Geçmişteki bu tür davaların belki de en ünlüsü, Alman-Amerikalı filozof Hannah Arendt'in hakkında ünlü "Eichmann Kudüs'te" kitabını yazdığı Nazi subayı Adolf Eichmann'ın davası, Balkan savaşlarında, özellikle de 1990'larda Bosna-Hersek'te yaşanan savaştaki katliamlar ile Ruanda katliamının sorumlularının davalarıdır. Davaların sunulan ifadelere ve belgelere dayanarak Nazi Almanyası, eski Yugoslavya ve Ruanda'daki sosyal yapılar hakkında ortaya çıkardıklarının önemi, hukuki icraatları ve mahkemelerin sanıklara verdiği cezaları gölgede bırakmıştı. Nitekim 3 aydan kısa bir süre içinde 1 milyon insanın ölümünden sorumlu olanların yargılanması sırasında ortaya çıkan bilgilere göz atmadan, yüz binlerce Hutu'nun 1994 yılında nasıl Tutsi yurttaşlarını öldürmeye giriştiklerini anlamak mümkün değil.

Aynı şey Nuseyrat'ta, Batı Şeria'da ve Gazze Şeridi'ndeki onlarca okul ve hastanede yaşananlar için de geçerli. İsrail'in sivillerin varlığını göz ardı etme ve savaşçıların bulunduğu bahanesi ile yıkıcı bombardımana başvurma konusundaki ısrarı, İsrailli yetkililerin Filistinli sivillere verdiği değeri, yani onları bir hiç olarak gördüklerini gösteriyor.

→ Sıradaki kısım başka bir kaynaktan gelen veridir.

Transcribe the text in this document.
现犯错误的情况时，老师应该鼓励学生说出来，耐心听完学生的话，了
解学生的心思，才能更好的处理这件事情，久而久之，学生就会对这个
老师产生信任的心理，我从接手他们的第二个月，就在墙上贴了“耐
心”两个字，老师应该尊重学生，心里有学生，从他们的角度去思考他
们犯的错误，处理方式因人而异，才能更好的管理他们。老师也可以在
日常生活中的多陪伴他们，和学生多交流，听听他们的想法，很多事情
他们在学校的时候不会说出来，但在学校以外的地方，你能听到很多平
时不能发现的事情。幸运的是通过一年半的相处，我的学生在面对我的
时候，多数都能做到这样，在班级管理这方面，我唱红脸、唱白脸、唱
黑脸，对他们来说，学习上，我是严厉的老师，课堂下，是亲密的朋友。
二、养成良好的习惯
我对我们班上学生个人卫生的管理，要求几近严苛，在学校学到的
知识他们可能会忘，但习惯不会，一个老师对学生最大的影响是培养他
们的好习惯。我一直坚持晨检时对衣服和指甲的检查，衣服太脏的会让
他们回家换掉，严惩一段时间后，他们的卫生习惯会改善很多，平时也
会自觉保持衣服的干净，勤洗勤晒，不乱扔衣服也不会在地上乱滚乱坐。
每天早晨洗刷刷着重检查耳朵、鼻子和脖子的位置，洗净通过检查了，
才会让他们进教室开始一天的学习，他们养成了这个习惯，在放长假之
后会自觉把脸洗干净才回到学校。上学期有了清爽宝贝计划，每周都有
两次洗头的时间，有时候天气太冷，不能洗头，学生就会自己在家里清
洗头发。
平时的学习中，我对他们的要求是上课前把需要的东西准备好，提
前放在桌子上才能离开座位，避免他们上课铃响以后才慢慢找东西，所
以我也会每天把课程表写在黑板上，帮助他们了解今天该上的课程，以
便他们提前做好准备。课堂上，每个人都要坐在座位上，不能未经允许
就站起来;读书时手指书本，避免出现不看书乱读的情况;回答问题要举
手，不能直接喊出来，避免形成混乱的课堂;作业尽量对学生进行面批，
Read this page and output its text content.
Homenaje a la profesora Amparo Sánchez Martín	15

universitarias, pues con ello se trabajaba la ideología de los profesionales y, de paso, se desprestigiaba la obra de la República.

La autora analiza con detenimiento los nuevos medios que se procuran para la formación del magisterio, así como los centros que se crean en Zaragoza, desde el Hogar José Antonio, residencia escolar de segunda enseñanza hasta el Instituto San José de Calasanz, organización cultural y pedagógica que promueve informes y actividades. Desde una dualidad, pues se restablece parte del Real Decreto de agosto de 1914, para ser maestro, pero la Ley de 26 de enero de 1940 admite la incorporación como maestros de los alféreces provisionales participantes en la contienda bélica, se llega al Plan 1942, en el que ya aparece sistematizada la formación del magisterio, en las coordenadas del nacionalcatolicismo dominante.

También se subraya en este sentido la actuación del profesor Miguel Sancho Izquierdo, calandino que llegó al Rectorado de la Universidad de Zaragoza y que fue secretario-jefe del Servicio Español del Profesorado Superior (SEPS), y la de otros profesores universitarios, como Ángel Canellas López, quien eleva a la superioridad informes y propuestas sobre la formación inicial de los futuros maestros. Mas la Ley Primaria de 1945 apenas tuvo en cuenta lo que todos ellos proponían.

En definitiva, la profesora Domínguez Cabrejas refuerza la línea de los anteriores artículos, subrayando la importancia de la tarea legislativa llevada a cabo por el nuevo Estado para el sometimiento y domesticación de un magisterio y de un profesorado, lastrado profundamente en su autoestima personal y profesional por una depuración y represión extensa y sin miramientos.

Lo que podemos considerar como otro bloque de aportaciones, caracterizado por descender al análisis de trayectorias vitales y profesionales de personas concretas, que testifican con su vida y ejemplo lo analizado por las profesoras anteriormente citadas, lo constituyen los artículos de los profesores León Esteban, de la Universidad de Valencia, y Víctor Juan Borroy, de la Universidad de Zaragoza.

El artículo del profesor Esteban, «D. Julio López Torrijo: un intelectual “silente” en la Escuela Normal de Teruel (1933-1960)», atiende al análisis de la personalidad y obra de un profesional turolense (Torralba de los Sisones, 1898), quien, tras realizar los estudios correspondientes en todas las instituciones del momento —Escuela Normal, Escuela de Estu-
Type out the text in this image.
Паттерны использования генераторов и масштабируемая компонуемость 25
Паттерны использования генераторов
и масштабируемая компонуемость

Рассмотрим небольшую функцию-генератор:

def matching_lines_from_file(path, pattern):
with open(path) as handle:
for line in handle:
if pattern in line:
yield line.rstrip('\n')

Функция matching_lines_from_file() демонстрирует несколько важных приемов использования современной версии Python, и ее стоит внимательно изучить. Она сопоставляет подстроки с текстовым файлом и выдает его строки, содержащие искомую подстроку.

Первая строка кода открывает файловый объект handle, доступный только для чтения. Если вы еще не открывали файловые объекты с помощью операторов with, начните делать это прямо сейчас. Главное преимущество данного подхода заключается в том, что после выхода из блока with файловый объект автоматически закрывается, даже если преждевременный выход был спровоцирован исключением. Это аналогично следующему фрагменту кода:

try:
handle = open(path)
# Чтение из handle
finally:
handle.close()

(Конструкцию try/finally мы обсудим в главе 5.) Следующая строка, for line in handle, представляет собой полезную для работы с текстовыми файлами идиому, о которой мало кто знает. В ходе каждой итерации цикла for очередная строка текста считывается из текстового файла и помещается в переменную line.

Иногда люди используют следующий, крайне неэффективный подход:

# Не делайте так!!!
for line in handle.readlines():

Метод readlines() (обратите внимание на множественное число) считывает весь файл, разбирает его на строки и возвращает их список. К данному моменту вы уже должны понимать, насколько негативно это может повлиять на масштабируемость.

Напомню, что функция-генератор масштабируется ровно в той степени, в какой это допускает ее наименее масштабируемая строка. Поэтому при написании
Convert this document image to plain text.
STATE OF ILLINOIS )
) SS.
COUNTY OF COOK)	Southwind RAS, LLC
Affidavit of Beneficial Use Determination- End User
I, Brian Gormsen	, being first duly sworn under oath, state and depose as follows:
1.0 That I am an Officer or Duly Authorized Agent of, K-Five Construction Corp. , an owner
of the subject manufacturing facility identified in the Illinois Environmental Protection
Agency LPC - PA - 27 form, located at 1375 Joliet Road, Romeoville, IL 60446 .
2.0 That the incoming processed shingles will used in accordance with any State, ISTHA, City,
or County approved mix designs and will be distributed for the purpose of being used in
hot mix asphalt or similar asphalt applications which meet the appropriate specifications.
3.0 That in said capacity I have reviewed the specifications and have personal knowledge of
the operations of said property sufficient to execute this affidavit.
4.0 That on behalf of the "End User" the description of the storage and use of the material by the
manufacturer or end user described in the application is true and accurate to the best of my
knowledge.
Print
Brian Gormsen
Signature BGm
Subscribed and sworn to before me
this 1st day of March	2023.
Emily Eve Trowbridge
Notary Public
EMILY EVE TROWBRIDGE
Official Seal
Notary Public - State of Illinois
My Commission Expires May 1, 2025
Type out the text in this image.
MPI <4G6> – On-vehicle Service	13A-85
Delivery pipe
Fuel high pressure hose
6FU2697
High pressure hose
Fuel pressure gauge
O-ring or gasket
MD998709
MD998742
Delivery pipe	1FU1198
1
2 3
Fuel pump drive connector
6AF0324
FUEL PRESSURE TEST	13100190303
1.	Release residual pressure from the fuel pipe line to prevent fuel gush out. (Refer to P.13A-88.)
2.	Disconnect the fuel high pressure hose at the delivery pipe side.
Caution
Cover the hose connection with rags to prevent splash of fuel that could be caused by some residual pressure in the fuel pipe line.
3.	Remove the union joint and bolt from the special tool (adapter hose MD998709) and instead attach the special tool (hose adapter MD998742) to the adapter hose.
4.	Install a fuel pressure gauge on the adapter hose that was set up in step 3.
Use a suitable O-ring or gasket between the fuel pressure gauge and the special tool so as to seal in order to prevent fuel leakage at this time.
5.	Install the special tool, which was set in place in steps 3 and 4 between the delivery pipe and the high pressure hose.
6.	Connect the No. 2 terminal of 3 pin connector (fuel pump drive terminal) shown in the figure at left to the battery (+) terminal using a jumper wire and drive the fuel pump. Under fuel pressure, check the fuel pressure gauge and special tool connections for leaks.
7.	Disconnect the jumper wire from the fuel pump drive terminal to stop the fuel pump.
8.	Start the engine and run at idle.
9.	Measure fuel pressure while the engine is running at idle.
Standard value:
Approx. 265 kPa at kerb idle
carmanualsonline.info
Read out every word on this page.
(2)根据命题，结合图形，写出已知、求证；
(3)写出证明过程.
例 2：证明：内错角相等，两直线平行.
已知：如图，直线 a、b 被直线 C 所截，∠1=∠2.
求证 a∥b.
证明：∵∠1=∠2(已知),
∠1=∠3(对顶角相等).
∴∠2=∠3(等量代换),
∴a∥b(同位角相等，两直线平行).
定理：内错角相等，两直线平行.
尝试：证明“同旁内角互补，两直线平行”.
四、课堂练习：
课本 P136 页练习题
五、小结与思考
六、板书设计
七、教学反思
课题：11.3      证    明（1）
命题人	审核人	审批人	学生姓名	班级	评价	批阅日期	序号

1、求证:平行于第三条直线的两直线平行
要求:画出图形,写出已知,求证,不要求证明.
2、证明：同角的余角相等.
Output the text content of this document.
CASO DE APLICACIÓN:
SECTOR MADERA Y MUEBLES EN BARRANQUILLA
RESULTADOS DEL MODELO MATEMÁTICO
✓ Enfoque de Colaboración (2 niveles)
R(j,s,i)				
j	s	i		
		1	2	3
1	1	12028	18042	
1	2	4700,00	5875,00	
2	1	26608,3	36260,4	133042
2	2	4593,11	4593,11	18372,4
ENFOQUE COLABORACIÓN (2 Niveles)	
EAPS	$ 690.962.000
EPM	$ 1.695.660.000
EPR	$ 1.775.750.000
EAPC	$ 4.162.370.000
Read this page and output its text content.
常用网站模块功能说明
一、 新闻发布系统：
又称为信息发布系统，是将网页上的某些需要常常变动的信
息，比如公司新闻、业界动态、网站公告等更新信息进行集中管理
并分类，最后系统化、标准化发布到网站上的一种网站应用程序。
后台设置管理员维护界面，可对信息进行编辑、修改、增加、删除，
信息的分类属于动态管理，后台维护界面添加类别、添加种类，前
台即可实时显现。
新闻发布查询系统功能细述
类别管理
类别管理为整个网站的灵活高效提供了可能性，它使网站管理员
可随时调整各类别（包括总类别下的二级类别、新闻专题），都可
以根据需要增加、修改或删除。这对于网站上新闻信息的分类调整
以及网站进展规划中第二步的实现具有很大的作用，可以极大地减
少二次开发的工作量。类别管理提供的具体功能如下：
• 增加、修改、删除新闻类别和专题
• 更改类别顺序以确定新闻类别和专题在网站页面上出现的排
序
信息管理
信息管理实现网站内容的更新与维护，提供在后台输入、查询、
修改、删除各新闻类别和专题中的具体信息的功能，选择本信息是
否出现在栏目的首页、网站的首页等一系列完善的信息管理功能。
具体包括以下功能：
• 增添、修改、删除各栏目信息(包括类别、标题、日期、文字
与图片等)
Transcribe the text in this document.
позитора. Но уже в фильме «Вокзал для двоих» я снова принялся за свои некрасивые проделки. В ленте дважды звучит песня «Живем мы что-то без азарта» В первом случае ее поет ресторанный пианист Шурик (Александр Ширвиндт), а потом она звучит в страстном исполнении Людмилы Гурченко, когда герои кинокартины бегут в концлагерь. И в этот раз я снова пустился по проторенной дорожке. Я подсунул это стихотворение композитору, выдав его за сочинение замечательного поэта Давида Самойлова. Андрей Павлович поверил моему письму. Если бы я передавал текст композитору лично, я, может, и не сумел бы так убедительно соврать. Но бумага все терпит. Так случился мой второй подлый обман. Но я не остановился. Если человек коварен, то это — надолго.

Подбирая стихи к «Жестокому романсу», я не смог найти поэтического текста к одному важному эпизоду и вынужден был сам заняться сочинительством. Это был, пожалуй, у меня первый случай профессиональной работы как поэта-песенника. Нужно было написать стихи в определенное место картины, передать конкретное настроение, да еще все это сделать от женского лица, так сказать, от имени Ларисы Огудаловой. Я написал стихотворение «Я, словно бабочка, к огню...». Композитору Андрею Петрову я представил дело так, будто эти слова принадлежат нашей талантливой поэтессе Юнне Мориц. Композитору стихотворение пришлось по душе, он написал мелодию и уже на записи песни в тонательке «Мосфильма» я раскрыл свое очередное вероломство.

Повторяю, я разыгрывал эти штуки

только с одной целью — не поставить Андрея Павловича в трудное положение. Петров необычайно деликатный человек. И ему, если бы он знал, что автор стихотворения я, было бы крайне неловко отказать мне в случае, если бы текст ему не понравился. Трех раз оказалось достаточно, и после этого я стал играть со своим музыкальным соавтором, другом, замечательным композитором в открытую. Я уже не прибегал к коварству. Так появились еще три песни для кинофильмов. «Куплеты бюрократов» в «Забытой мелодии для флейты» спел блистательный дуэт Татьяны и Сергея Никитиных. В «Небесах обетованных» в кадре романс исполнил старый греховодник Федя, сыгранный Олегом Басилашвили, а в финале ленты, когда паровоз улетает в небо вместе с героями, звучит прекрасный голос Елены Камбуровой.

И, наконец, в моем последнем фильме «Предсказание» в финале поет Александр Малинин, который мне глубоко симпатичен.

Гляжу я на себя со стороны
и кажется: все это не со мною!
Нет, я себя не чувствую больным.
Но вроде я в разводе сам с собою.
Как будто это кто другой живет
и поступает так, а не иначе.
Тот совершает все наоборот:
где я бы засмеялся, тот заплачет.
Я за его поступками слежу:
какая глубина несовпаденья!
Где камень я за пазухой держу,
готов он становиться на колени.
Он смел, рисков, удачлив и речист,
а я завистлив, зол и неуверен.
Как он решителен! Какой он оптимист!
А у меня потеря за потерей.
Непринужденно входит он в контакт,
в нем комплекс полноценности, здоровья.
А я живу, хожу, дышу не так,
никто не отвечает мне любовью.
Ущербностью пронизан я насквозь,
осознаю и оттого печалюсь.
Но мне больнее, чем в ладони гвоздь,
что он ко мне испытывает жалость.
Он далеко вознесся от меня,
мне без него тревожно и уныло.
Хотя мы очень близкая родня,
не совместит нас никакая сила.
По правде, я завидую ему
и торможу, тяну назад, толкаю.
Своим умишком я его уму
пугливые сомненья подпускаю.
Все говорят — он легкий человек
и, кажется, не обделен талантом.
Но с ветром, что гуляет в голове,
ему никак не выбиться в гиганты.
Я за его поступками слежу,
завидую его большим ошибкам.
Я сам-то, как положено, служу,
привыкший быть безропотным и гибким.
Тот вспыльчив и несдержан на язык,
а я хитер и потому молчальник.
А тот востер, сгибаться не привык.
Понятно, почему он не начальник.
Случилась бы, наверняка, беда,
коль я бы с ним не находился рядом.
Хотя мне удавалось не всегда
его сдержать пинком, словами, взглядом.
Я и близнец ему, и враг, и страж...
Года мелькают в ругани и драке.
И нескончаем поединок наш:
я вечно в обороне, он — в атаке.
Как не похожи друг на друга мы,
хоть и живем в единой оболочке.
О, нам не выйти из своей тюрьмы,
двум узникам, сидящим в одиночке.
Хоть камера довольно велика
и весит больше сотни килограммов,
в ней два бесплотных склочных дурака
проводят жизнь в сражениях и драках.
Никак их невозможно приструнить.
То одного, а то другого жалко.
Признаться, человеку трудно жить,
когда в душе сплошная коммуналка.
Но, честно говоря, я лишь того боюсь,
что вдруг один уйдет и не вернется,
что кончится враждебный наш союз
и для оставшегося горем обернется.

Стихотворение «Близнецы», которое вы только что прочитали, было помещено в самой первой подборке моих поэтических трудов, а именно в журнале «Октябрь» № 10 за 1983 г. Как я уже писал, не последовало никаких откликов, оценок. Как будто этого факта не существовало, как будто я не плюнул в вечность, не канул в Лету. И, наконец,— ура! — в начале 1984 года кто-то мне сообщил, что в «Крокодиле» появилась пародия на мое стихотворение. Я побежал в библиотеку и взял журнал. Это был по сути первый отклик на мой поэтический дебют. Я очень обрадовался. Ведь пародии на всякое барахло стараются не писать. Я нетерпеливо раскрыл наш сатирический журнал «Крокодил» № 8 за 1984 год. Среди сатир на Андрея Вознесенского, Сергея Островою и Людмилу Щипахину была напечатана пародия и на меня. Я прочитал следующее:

Dünyanın hâlâ soykırım olarak adlandırmayı reddettiği, Filistin halkının başına gelen insani felakete yeni bir gözle bakılmalı çünkü Filistinli sivillerin maruz kaldıklarını yansıttığı ölçüde İsrail hükümetinin, ordusunun ve toplumunun bir resmini çiziyor.

Dört İsrailli rehinenin dönüşüne sevinmek ve İsrail propagandasına göre “dünyanın en ahlaklı ordusunun” askerlerinin kurşunlarıyla can veren 274 Filistinliyi tamamen görmezden gelmek, Gazze ve Batı Şeria'nın ötesinde düşünmeyi gerektiriyor. Bir İsrailliye, 4 vatandaşı için sınırsız sayıda kişiyi öldürmesi yönünde bu açık çeki vermek, bir halk olarak Filistinlilere ve ganimet olarak topraklarına karşı davranışlarda da aynı düşünce modelinin hakim olduğunu söylememize olanak tanıyor. Bu durumda İsrail, kendisini korumak adına başkalarına zarar vermek için aynı yöntemleri, hem de aynı oranlarda kullanabilir. Çoğu çocuk ve kadın olmak üzere 40 bin ölü Filistinli ile Aksa Tufanı’nda öldürülenler karşılaştırıldığında görülen büyük resim, hükümeti, ordusu ve kurumlarıyla birlikte İsrail'in bu katliamın küresel çapta kabul görmesinden, Filistin toplumunu yok etme ve ona ilkinden çok daha büyük etki yaratabilecek ikinci bir felaket yaşatma çabasına verilen uluslararası desteğin devam etmesinden, kendini güvende hissettiğini söylüyor.

İsrail, dünyanın yüksek sesle söylemek istemediği bir gerçeğe dayanıyor ve bu gerçek özetle; insanların eşit olmadıkları, bazılarının hayattan keyif almaya diğerlerinden daha fazla hakkı olduklarıdır. Egemen güçler tarafından temsil edilen uluslararası toplumun, 40 bin sivilin ölümü pahasına bile olsa İsrail’in kendisini koruması için ona silah ve para sağlamaya çalışmaya devam etmeleri gerektiğidir. Nuseyrat katliamı da bu arka planda gerçekleşti. Gelecekte de aynı arka planda daha birçok katliam yaşanacak.

Ne yazık ki bu gerçeğe karşı çıkanların, boğulmadan önce insanın tutunduğu son dal olan umut dışında bu gerçeği değiştirebilecekleri bir araçları yok.